Sonó bruscamente un disparo, en la dirección que miraba Tarzán, y el proyectil pasó silbando por encima de la cabeza del hombre mono, que disparó a su vez, apuntando al fogonazo del arma enemiga.
Inmediatamente, el silencio del desierto saltó hecho añicos bajo el impacto del retumbante repiqueteo de las armas que empuñaban los hombres. Abdul y Tarzán hacían sus disparos apuntando a las llamaradas de los atacantes… A éstos aún no podían verlos. En seguida quedó patente que los agresores los tenían cercados e iban aproximándose cada vez más, envalentonados al comprender la inferioridad numérica de los que les plantaban cara.
Pero uno de los asaltantes cometió el error de acercarse más de lo aconsejable, dado que Tarzán estaba acostumbrado a sacarle provecho a los ojos en la oscuridad de la selva virgen, la más intensa que se conoce a este lado de la tumba y, al tiempo que un alarido de dolor mortal surcaba el aire, la silla de una cabalgadura quedó libre de jinete.
—Empezamos a igualar la partida —comentó Tarzán con una risita.

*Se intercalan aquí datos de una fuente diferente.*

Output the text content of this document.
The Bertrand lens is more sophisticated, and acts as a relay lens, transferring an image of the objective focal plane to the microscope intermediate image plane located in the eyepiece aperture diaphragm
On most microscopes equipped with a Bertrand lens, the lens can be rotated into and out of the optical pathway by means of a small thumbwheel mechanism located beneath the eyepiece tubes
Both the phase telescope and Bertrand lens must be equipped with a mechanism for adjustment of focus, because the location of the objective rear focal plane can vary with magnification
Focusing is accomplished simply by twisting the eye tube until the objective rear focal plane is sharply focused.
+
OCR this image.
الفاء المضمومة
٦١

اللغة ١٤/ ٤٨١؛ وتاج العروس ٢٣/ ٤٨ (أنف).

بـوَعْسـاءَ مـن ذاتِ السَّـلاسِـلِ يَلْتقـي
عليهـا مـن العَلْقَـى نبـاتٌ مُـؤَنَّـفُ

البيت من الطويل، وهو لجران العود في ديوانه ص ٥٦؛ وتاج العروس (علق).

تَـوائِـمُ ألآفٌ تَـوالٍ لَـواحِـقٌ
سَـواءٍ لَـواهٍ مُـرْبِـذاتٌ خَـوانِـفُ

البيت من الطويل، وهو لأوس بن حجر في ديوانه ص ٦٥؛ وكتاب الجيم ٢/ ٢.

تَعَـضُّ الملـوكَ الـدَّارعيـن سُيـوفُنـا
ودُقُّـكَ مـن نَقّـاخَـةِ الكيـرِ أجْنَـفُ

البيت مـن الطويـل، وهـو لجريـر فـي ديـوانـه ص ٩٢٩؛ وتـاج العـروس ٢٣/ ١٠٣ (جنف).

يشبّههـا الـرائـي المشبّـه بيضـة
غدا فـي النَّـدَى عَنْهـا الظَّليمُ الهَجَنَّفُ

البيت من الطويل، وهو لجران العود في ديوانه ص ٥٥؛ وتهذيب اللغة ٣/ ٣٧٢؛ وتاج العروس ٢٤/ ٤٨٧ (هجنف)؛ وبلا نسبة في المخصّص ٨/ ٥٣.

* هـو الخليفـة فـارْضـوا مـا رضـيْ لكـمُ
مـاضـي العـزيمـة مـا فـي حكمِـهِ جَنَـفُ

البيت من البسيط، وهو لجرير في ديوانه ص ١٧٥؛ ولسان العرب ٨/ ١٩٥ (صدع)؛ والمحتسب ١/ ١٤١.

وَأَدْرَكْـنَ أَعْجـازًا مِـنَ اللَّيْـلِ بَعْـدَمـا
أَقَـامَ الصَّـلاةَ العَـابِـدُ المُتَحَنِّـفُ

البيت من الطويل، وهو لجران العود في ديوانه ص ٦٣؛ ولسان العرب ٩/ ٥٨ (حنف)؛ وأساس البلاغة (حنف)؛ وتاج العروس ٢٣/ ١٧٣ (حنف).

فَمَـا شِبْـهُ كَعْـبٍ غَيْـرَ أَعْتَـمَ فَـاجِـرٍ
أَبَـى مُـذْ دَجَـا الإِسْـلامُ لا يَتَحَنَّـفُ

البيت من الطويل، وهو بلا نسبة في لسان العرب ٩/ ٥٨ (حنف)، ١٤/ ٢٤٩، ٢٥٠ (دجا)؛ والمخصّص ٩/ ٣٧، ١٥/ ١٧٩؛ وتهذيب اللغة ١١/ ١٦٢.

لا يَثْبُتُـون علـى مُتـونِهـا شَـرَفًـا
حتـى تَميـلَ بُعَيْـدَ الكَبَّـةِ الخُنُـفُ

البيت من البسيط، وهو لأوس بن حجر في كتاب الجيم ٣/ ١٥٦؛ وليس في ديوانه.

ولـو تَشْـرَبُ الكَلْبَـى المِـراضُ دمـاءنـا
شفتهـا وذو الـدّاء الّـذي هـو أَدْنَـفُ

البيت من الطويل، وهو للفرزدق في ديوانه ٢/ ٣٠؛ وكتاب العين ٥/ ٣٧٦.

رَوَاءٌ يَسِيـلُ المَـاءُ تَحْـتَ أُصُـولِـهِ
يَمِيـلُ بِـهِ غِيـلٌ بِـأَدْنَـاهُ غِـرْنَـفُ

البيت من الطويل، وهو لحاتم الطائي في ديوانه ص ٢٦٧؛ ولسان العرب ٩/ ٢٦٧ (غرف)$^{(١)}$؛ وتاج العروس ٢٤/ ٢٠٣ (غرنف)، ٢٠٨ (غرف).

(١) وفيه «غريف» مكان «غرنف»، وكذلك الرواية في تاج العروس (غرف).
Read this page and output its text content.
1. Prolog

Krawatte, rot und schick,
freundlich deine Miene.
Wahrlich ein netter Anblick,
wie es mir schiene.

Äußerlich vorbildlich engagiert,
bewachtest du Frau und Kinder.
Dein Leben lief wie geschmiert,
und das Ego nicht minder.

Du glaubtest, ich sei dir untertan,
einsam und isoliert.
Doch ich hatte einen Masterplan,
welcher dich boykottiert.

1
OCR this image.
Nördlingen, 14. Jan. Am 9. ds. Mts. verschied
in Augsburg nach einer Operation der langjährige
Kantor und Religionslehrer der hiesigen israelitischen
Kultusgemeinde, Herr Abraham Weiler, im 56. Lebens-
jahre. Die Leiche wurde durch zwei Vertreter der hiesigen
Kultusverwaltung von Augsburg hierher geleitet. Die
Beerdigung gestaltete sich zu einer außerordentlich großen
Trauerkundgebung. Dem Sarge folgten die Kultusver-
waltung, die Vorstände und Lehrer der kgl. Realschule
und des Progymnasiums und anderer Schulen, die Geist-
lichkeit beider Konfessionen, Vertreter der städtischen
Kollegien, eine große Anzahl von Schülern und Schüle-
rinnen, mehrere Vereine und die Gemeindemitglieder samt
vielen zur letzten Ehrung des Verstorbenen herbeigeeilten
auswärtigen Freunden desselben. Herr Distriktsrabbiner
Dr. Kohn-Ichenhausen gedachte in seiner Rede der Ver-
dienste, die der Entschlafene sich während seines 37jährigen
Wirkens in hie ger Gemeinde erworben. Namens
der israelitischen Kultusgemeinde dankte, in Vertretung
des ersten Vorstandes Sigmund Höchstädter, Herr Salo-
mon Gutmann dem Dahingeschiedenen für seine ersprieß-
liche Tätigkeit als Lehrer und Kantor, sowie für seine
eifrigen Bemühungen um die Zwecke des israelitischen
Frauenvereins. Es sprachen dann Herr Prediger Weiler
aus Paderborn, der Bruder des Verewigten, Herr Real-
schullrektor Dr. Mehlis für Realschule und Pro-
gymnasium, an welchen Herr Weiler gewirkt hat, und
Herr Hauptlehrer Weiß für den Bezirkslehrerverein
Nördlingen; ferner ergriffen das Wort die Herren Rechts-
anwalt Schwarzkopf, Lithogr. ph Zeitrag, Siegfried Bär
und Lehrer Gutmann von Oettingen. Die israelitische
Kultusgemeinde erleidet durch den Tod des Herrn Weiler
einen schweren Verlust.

Pero aún se encontraban en franca desventaja, y cuando, a la señal del que los dirigía, los cinco jinetes restantes se lanzaron a la carga todos a una, pareció que la batalla iba a concluir en un dos por tres. Tarzán y Abdul retrocedieron y, en dos saltos, se colocaron al abrigo de unos peñascos cuya protección les permitió mantener a raya a los enemigos que tenían enfrente. Un ensordecedor repicar de cascos lanzados al galope, una descarga cerrada por ambas partes y los árabes se retiraron para repetir la maniobra. Pero ya sólo eran cuatro contra dos.
Durante unos instantes, de las tinieblas que los rodeaban no llegó sonido alguno. Tarzán no podía saber si los árabes, en vista de las bajas sufridas, abandonaban la lucha, o si les estarían esperando en algún otro punto del camino, más adelante, para volverles a atacar cuando pasasen por allí camino de Bu Saada. Pero sus dudas se disiparon rápidamente, porque en seguida se produjo el ruido de una nueva carga, que llegaba de una sola dirección. Sin embargo, apenas había descargado el primer rifle atacante cuando una docena de disparos repercutieron detrás de los árabes. Atravesaron la noche los gritos de los integrantes de una nueva partida que se sumaba al combate y el resonar de los cascos de varios caballos que llegaban por la carretera de Bu Saada.